When you first adopt your guinea pigs, find a veterinarian with guinea pig expertise. Visit them immediately after adoption and then, at a minimum, on an annual basis.
This will help establish that you have healthy piggies to start out, and if they become ill or injured later you will have a vet who is already familiar with your guinea pigs.
Guinea Pig Cost Sheet
Adding all of these factors together, we get an estimated budget for adopting a guinea pig.
Keep in mind, these are only approximate figures and will vary based on location and other factors.
Set up cost:
- Cage ($150)
- Cage furnishings ($50)
- Bedding ($15)
- Nesting material ($10)
- Food ($10)
- Toys and treats ($20)
- Cleaners and sundry items ($20)
- Guinea pigs ($30 each, so about $60)
- Veterinary visit ($75)
Total set up cost will be around $430. You can also expect a regular monthly cost averaging around $20-40.

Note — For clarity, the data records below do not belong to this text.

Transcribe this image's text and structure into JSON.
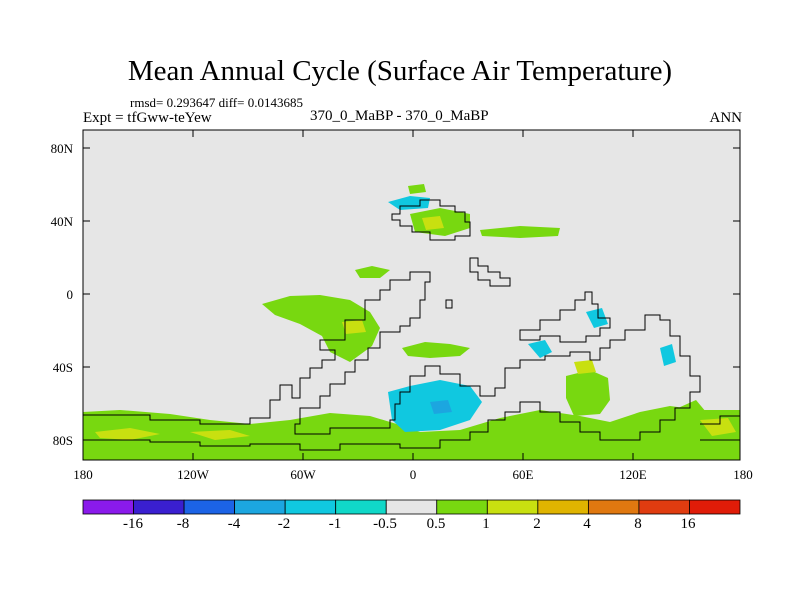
{
  "title": "Mean Annual Cycle (Surface Air Temperature)",
  "stats": "rmsd= 0.293647 diff= 0.0143685",
  "expt": "Expt = tfGww-teYew",
  "difference_label": "370_0_MaBP - 370_0_MaBP",
  "season": "ANN",
  "lat_labels": [
    "80N",
    "40N",
    "0",
    "40S",
    "80S"
  ],
  "lon_labels": [
    "180",
    "120W",
    "60W",
    "0",
    "60E",
    "120E",
    "180"
  ],
  "colorbar": {
    "labels": [
      "-16",
      "-8",
      "-4",
      "-2",
      "-1",
      "-0.5",
      "0.5",
      "1",
      "2",
      "4",
      "8",
      "16"
    ],
    "colors": [
      "#8a1aeb",
      "#3a1fd0",
      "#1c63e6",
      "#1ca6e0",
      "#10c8e0",
      "#10d8c8",
      "#e6e6e6",
      "#78d810",
      "#c8e010",
      "#e0b400",
      "#e07810",
      "#e03c10",
      "#e01c08"
    ]
  },
  "colors": {
    "background": "#e6e6e6",
    "positive_small": "#78d810",
    "positive_med": "#c8e010",
    "negative_small": "#10c8e0",
    "negative_med": "#1ca6e0"
  }
}
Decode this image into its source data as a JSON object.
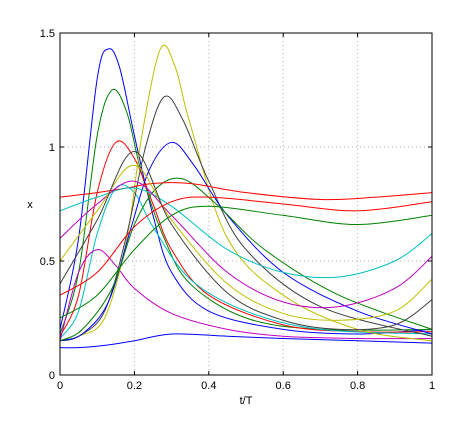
{
  "chart_data": {
    "type": "line",
    "title": "",
    "xlabel": "t/T",
    "ylabel": "x",
    "xlim": [
      0,
      1
    ],
    "ylim": [
      0,
      1.5
    ],
    "x_ticks": [
      0,
      0.2,
      0.4,
      0.6,
      0.8,
      1
    ],
    "x_tick_labels": [
      "0",
      "0.2",
      "0.4",
      "0.6",
      "0.8",
      "1"
    ],
    "y_ticks": [
      0,
      0.5,
      1,
      1.5
    ],
    "y_tick_labels": [
      "0",
      "0.5",
      "1",
      "1.5"
    ],
    "grid": "dotted",
    "legend": "none",
    "colors": [
      "#0000ff",
      "#008000",
      "#ff0000",
      "#00bfbf",
      "#bf00bf",
      "#bfbf00",
      "#404040"
    ],
    "series": [
      {
        "x": [
          0,
          0.05,
          0.1,
          0.13,
          0.16,
          0.2,
          0.25,
          0.3,
          0.4,
          0.6,
          0.8,
          1
        ],
        "y": [
          0.2,
          0.6,
          1.3,
          1.43,
          1.35,
          1.05,
          0.7,
          0.45,
          0.28,
          0.2,
          0.18,
          0.2
        ]
      },
      {
        "x": [
          0,
          0.05,
          0.1,
          0.14,
          0.18,
          0.22,
          0.28,
          0.35,
          0.5,
          0.7,
          1
        ],
        "y": [
          0.18,
          0.45,
          1.05,
          1.25,
          1.15,
          0.88,
          0.6,
          0.4,
          0.25,
          0.2,
          0.2
        ]
      },
      {
        "x": [
          0,
          0.05,
          0.1,
          0.15,
          0.2,
          0.25,
          0.3,
          0.4,
          0.6,
          0.8,
          1
        ],
        "y": [
          0.17,
          0.35,
          0.8,
          1.02,
          0.95,
          0.75,
          0.55,
          0.35,
          0.22,
          0.19,
          0.19
        ]
      },
      {
        "x": [
          0,
          0.05,
          0.1,
          0.15,
          0.2,
          0.25,
          0.35,
          0.5,
          0.7,
          1
        ],
        "y": [
          0.16,
          0.28,
          0.62,
          0.82,
          0.8,
          0.65,
          0.42,
          0.28,
          0.2,
          0.18
        ]
      },
      {
        "x": [
          0,
          0.05,
          0.1,
          0.15,
          0.2,
          0.3,
          0.45,
          0.6,
          0.8,
          1
        ],
        "y": [
          0.15,
          0.45,
          0.55,
          0.48,
          0.38,
          0.27,
          0.2,
          0.17,
          0.16,
          0.16
        ]
      },
      {
        "x": [
          0,
          0.05,
          0.12,
          0.18,
          0.22,
          0.27,
          0.31,
          0.35,
          0.45,
          0.6,
          0.8,
          1
        ],
        "y": [
          0.15,
          0.17,
          0.25,
          0.6,
          1.05,
          1.43,
          1.35,
          1.1,
          0.6,
          0.35,
          0.2,
          0.15
        ]
      },
      {
        "x": [
          0,
          0.05,
          0.12,
          0.18,
          0.23,
          0.28,
          0.33,
          0.4,
          0.5,
          0.7,
          1
        ],
        "y": [
          0.15,
          0.17,
          0.28,
          0.62,
          1.0,
          1.22,
          1.12,
          0.85,
          0.55,
          0.3,
          0.17
        ]
      },
      {
        "x": [
          0,
          0.06,
          0.13,
          0.19,
          0.24,
          0.3,
          0.36,
          0.45,
          0.6,
          0.8,
          1
        ],
        "y": [
          0.15,
          0.18,
          0.32,
          0.64,
          0.9,
          1.02,
          0.92,
          0.7,
          0.45,
          0.28,
          0.18
        ]
      },
      {
        "x": [
          0,
          0.06,
          0.14,
          0.2,
          0.26,
          0.33,
          0.42,
          0.55,
          0.75,
          1
        ],
        "y": [
          0.15,
          0.2,
          0.38,
          0.66,
          0.82,
          0.86,
          0.75,
          0.55,
          0.35,
          0.2
        ]
      },
      {
        "x": [
          0,
          0.05,
          0.1,
          0.18,
          0.25,
          0.35,
          0.5,
          0.7,
          0.85,
          1
        ],
        "y": [
          0.78,
          0.79,
          0.8,
          0.82,
          0.84,
          0.84,
          0.8,
          0.77,
          0.78,
          0.8
        ]
      },
      {
        "x": [
          0,
          0.1,
          0.2,
          0.3,
          0.45,
          0.6,
          0.75,
          0.9,
          1
        ],
        "y": [
          0.72,
          0.78,
          0.82,
          0.74,
          0.55,
          0.45,
          0.43,
          0.5,
          0.62
        ]
      },
      {
        "x": [
          0,
          0.1,
          0.2,
          0.3,
          0.45,
          0.6,
          0.75,
          0.9,
          1
        ],
        "y": [
          0.6,
          0.75,
          0.85,
          0.7,
          0.45,
          0.32,
          0.3,
          0.38,
          0.52
        ]
      },
      {
        "x": [
          0,
          0.1,
          0.2,
          0.3,
          0.45,
          0.6,
          0.75,
          0.9,
          1
        ],
        "y": [
          0.5,
          0.72,
          0.92,
          0.68,
          0.4,
          0.27,
          0.24,
          0.28,
          0.42
        ]
      },
      {
        "x": [
          0,
          0.1,
          0.2,
          0.3,
          0.45,
          0.6,
          0.75,
          0.9,
          1
        ],
        "y": [
          0.4,
          0.68,
          0.98,
          0.66,
          0.36,
          0.24,
          0.2,
          0.22,
          0.33
        ]
      },
      {
        "x": [
          0,
          0.05,
          0.12,
          0.2,
          0.3,
          0.45,
          0.6,
          0.8,
          1
        ],
        "y": [
          0.12,
          0.12,
          0.13,
          0.15,
          0.18,
          0.17,
          0.16,
          0.15,
          0.14
        ]
      },
      {
        "x": [
          0,
          0.1,
          0.2,
          0.3,
          0.4,
          0.6,
          0.8,
          1
        ],
        "y": [
          0.25,
          0.35,
          0.55,
          0.7,
          0.74,
          0.7,
          0.66,
          0.7
        ]
      },
      {
        "x": [
          0,
          0.1,
          0.2,
          0.3,
          0.4,
          0.6,
          0.8,
          1
        ],
        "y": [
          0.35,
          0.45,
          0.65,
          0.76,
          0.78,
          0.75,
          0.72,
          0.76
        ]
      }
    ]
  }
}
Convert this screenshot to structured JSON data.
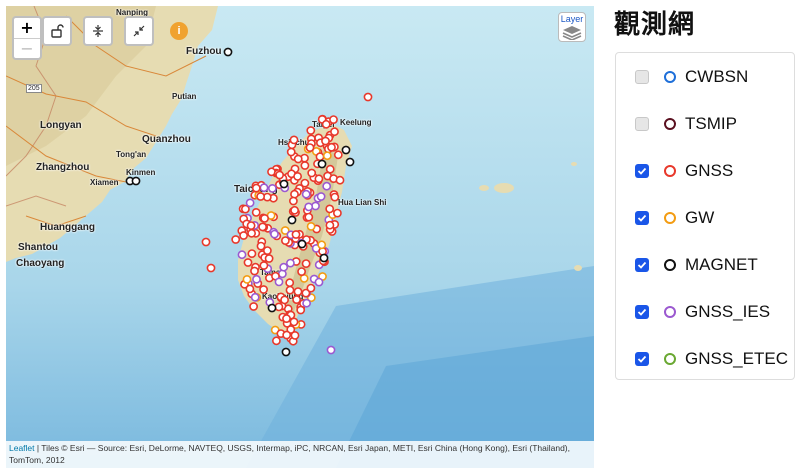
{
  "map": {
    "zoom_in": "+",
    "zoom_out": "−",
    "info_label": "i",
    "layer_button_label": "Layer",
    "road_marker": "205",
    "cities": [
      {
        "name": "Nanping"
      },
      {
        "name": "Fuzhou"
      },
      {
        "name": "Putian"
      },
      {
        "name": "Longyan"
      },
      {
        "name": "Quanzhou"
      },
      {
        "name": "Zhangzhou"
      },
      {
        "name": "Tong'an"
      },
      {
        "name": "Xiamen"
      },
      {
        "name": "Kinmen"
      },
      {
        "name": "Huanggang"
      },
      {
        "name": "Shantou"
      },
      {
        "name": "Chaoyang"
      },
      {
        "name": "Taichung"
      },
      {
        "name": "Keelung"
      },
      {
        "name": "Taipei"
      },
      {
        "name": "Hsinchu"
      },
      {
        "name": "Hua Lian Shi"
      },
      {
        "name": "Kaohsiung"
      },
      {
        "name": "Tainan"
      }
    ],
    "attribution_link": "Leaflet",
    "attribution_text": " | Tiles © Esri — Source: Esri, DeLorme, NAVTEQ, USGS, Intermap, iPC, NRCAN, Esri Japan, METI, Esri China (Hong Kong), Esri (Thailand), TomTom, 2012"
  },
  "panel": {
    "title": "觀測網",
    "networks": [
      {
        "label": "CWBSN",
        "checked": false,
        "color": "#1e6fd9"
      },
      {
        "label": "TSMIP",
        "checked": false,
        "color": "#5a0f1f"
      },
      {
        "label": "GNSS",
        "checked": true,
        "color": "#e8382b"
      },
      {
        "label": "GW",
        "checked": true,
        "color": "#f39c12"
      },
      {
        "label": "MAGNET",
        "checked": true,
        "color": "#111111"
      },
      {
        "label": "GNSS_IES",
        "checked": true,
        "color": "#9b59d0"
      },
      {
        "label": "GNSS_ETEC",
        "checked": true,
        "color": "#6aa832"
      }
    ]
  }
}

It’s wise to count the cost of adopting an animal before you actually commit, so make sure that you can care for your new pet’s needs.
References and Resources
- Hutchinson, E., Avery, A., and VandeWoude, S. (2005). Environmental enrichment for laboratory rodents. ILAR Journal, 46(2), 148-161.
- Matthews, L. R., and Ladewig, J. (1994). Environmental requirements of pigs measured by behavioural demand functions. Animal behaviour, 47(3), 713-719.